#1250828: UK - Prisoners to learn to code
|BRI comment:||Would that inrcease the number of hackers, or are these ones not smart enough, because they got caught?|
Prisoners will be taught coding to prepare them for work as part of plans to help marginalised groups become skilled in tech.
CODE 4000, an organisation that works with carefully vetted offenders and has led a successful trial at HMP Humber, has been given new funding by the Department for Digital, Culture, Media and Sport (DCMS) to expand its scheme to HMP Holme House and reach more than a thousand more offenders.
The £100,000 award will also fund a new employment hub in Sheffield, providing support, mentoring and training for graduates once they have left prison, as the organisation looks to achieve its aim of developing a network of coding workshops in UK prisons.
The programme is modelled on the Last Mile project in the San Quentin prison in California which has helped almost 500 offenders with a zero per cent reoffending rate of participants. The national average reoffending rate in the US is 55%.
To tackle reoffending – which costs society around £15 billion a year – the Government has launched the Education and Employment Strategy which aims to create a system where each prisoner is set on a path to employment from the outset.
“Code4000 workshops are reducing re-offending at a measurable rate, because we keep in touch with our graduates,” says HMP Humber Instructor Neil Barnby, “we are constantly seeing success after success. When I started teaching in prisons I thought that if I could change just one life, turn one person away from crime then I have achieved something truly marvellous. I look back on the years that I have been teaching coding in prisons and can see all the lives I have had a part in changing for the better. Not just the ex-offenders but their families and, more importantly their children. It is an enormous sense of achievement and with this funding I look forward to changing even more lives.”
More than £1 million will be used to fund regional and local initiatives to help people from underrepresented groups gain the skills they need for digital roles.
Programmes being funded include those targeted at helping women from disadvantaged backgrounds, people with autism and people living in lower socioeconomic areas. The aim is to help people get the skills to succeed in roles such as data analysts, programmers, software developers and digital marketeers.
The funding will see new training courses, workshops and seminars led by tech experts alongside a mentoring scheme tailored to businesses.
Research reveals only 19% of women make up the tech workforce and are underrepresented in the uptake of digital qualifications. While unemployed adults are 5% more likely to lack the basic digital skills than the national average.
The following Local Enterprise Partnerships will receive a share of the money to invest in their local communities:
West of England Combined Authority Derby, Derbyshire, Nottingham and Nottinghamshire (D2N2) LEP working with Sheffield City Region and supported by Leicestershire LEP and Greater Lincolnshire LEP, Lancashire LEP, Heart of the South West LEP.

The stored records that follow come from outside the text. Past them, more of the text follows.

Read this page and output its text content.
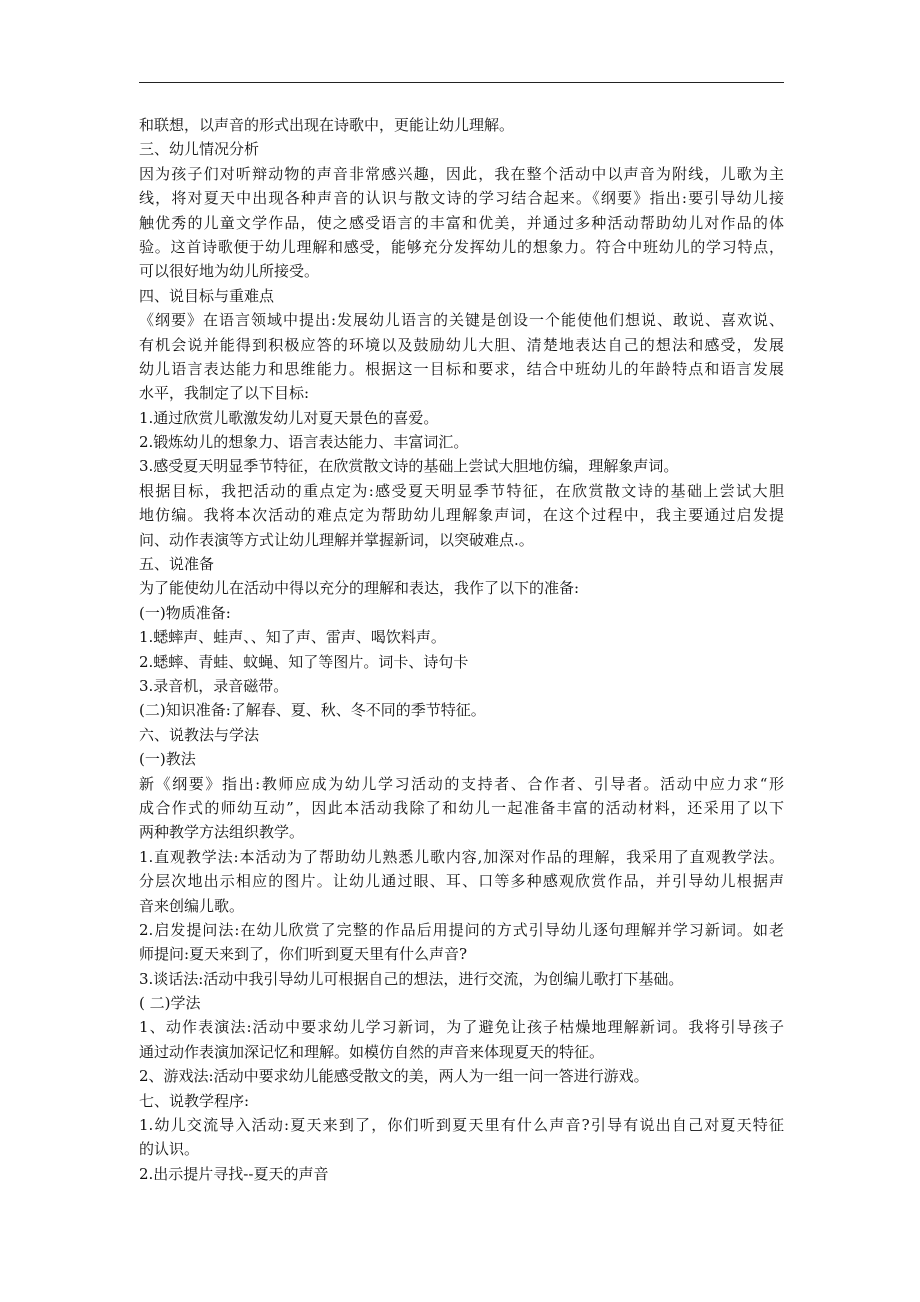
和联想，以声音的形式出现在诗歌中，更能让幼儿理解。
三、幼儿情况分析
因为孩子们对听辩动物的声音非常感兴趣，因此，我在整个活动中以声音为附线，儿歌为主
线，将对夏天中出现各种声音的认识与散文诗的学习结合起来。《纲要》指出:要引导幼儿接
触优秀的儿童文学作品，使之感受语言的丰富和优美，并通过多种活动帮助幼儿对作品的体
验。这首诗歌便于幼儿理解和感受，能够充分发挥幼儿的想象力。符合中班幼儿的学习特点，
可以很好地为幼儿所接受。
四、说目标与重难点
《纲要》在语言领域中提出:发展幼儿语言的关键是创设一个能使他们想说、敢说、喜欢说、
有机会说并能得到积极应答的环境以及鼓励幼儿大胆、清楚地表达自己的想法和感受，发展
幼儿语言表达能力和思维能力。根据这一目标和要求，结合中班幼儿的年龄特点和语言发展
水平，我制定了以下目标:
1.通过欣赏儿歌激发幼儿对夏天景色的喜爱。
2.锻炼幼儿的想象力、语言表达能力、丰富词汇。
3.感受夏天明显季节特征，在欣赏散文诗的基础上尝试大胆地仿编，理解象声词。
根据目标，我把活动的重点定为:感受夏天明显季节特征，在欣赏散文诗的基础上尝试大胆
地仿编。我将本次活动的难点定为帮助幼儿理解象声词，在这个过程中，我主要通过启发提
问、动作表演等方式让幼儿理解并掌握新词，以突破难点.。
五、说准备
为了能使幼儿在活动中得以充分的理解和表达，我作了以下的准备:
(一)物质准备:
1.蟋蟀声、蛙声、、知了声、雷声、喝饮料声。
2.蟋蟀、青蛙、蚊蝇、知了等图片。词卡、诗句卡
3.录音机，录音磁带。
(二)知识准备:了解春、夏、秋、冬不同的季节特征。
六、说教法与学法
(一)教法
新《纲要》指出:教师应成为幼儿学习活动的支持者、合作者、引导者。活动中应力求“形
成合作式的师幼互动”，因此本活动我除了和幼儿一起准备丰富的活动材料，还采用了以下
两种教学方法组织教学。
1.直观教学法:本活动为了帮助幼儿熟悉儿歌内容,加深对作品的理解，我采用了直观教学法。
分层次地出示相应的图片。让幼儿通过眼、耳、口等多种感观欣赏作品，并引导幼儿根据声
音来创编儿歌。
2.启发提问法:在幼儿欣赏了完整的作品后用提问的方式引导幼儿逐句理解并学习新词。如老
师提问:夏天来到了，你们听到夏天里有什么声音?
3.谈话法:活动中我引导幼儿可根据自己的想法，进行交流，为创编儿歌打下基础。
( 二)学法
1、动作表演法:活动中要求幼儿学习新词，为了避免让孩子枯燥地理解新词。我将引导孩子
通过动作表演加深记忆和理解。如模仿自然的声音来体现夏天的特征。
2、游戏法:活动中要求幼儿能感受散文的美，两人为一组一问一答进行游戏。
七、说教学程序:
1.幼儿交流导入活动:夏天来到了，你们听到夏天里有什么声音?引导有说出自己对夏天特征
的认识。
2.出示提片寻找--夏天的声音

Local Digital Skills Partnerships (Local DSPs) bring together regional businesses, charities, local authorities and academics to increase the digital skills of individuals and organisations in their region. Three launched last year in Lancashire, Heart of the South West and West Midlands Combined Authority.
Three more Local Digital Skills Partnerships will be set up in the South East; Cornwall and the Isles of Scilly; and Cheshire and Warrington. This takes the number of people with access to the programme to more than 10 million, boosting digital and technical skills, job opportunities and productivity across the regions.
Offenders take part in a four-stage programme from initial training to developing the technical skills to qualify as full-time developer and find employment on release. The courses are led by volunteers and industry experts.
Stage 2: allows successful graduates of Stage 1 to then work on real-world projects for external clients, which will also provide a modest income to the project.
Stage 3: will then see them working for clients in the real world on temporary day release.
Stage 4: aims to help them find full time employment as developers.